Several researchers have made some distressing discoveries regarding a widely recommended drug destined for people with heart woes, heart rhythm disorder, atrial fibrillation (which can cause chest pain, palpitations, chronic storke etc.). In 2010, the FDA approved of a new blood-thinner drug called Pradaxa (dabigatran). It was designed to prevent stroke in people with extremely high-risk. What made this new drug so successful was the fact that it does not require frequent blood tests (which warfarin, a similar, older drug, did).
A recent investigation in the BMJ has raised major concerns about this blood-thinner. The report was published on Wednesday, and it claims that the guidelines for using Pradaxa might be incorrect. It seems that the people who approved of Pradaxa did not see drug company information which shows that testing blood levels of the drug will significantly reduce major bleeding problems. A serious side-effect of all anticoagulants is bleeding. This can be prevented by doctors if they conduct frequent blood tests.
As a result Boehringer Ingelheim was accused of intentionally hiding this important information from researchers. As a response, Boehringer Ingelheim said that the drug is effective and safe to use. The BMJ published a series of articles about the best-selling prescription medication.
This discovery was made by regulators in the United States and the United Kingdom. They reported that the company producing the drug has intentionally missed out revealing vital safety information about it. Researchers were probably encouraged to take action after several patients reported bleeding problems.
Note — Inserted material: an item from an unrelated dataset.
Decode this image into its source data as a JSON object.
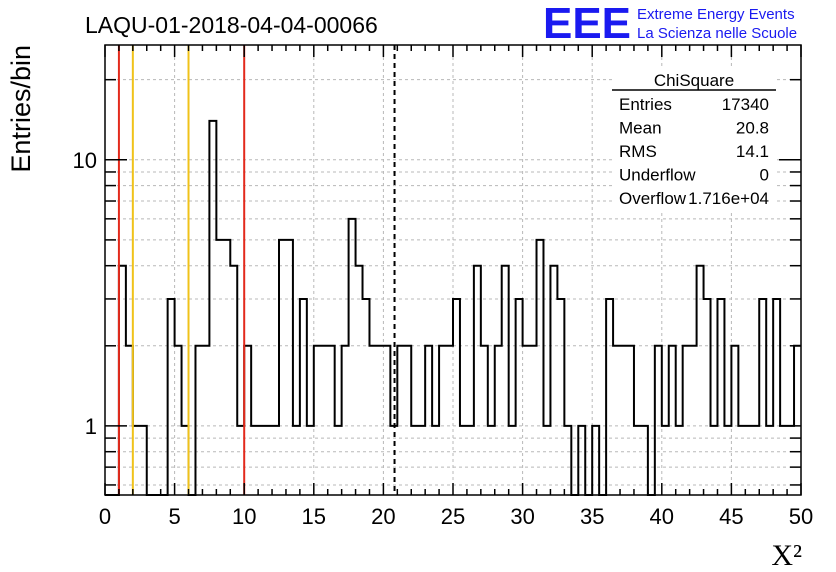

There is a dire need to know if level monitoring in patients blood will decrease bleeding complications, and in order to do this, scientists from the institute for Safe Medication Practices (ISMP) decided to analyze Boehringer Ingelheim’s data and re-check the effects with proper blood level monitoring.
The results were as expected: periodical monitoring of the drug’s effects could have determined doctors to lower the dose, or temporarily stop administration for patients at high risk.
“Boehringer Ingelheim has failed to share with regulators information about the potential benefits of monitoring anticoagulant activity and adjusting the dose to make sure the drug is working as safely and effectively as possible.” – Deborah Cohen, BMJ investigations editor
According to the analysis, a simple blood testing would have prevented the risk of deaths related to Pradaxa by a staggering 40% percent in all bleeding events. The question here is, why is it such a problem to take a simple blood test frequently, and why hasn’t Pradaxa disclosed this information?
All patients and healthcare service providers have the right to now full details regarding prescribed medication, and any miscommunication can be considered a breach of medicine.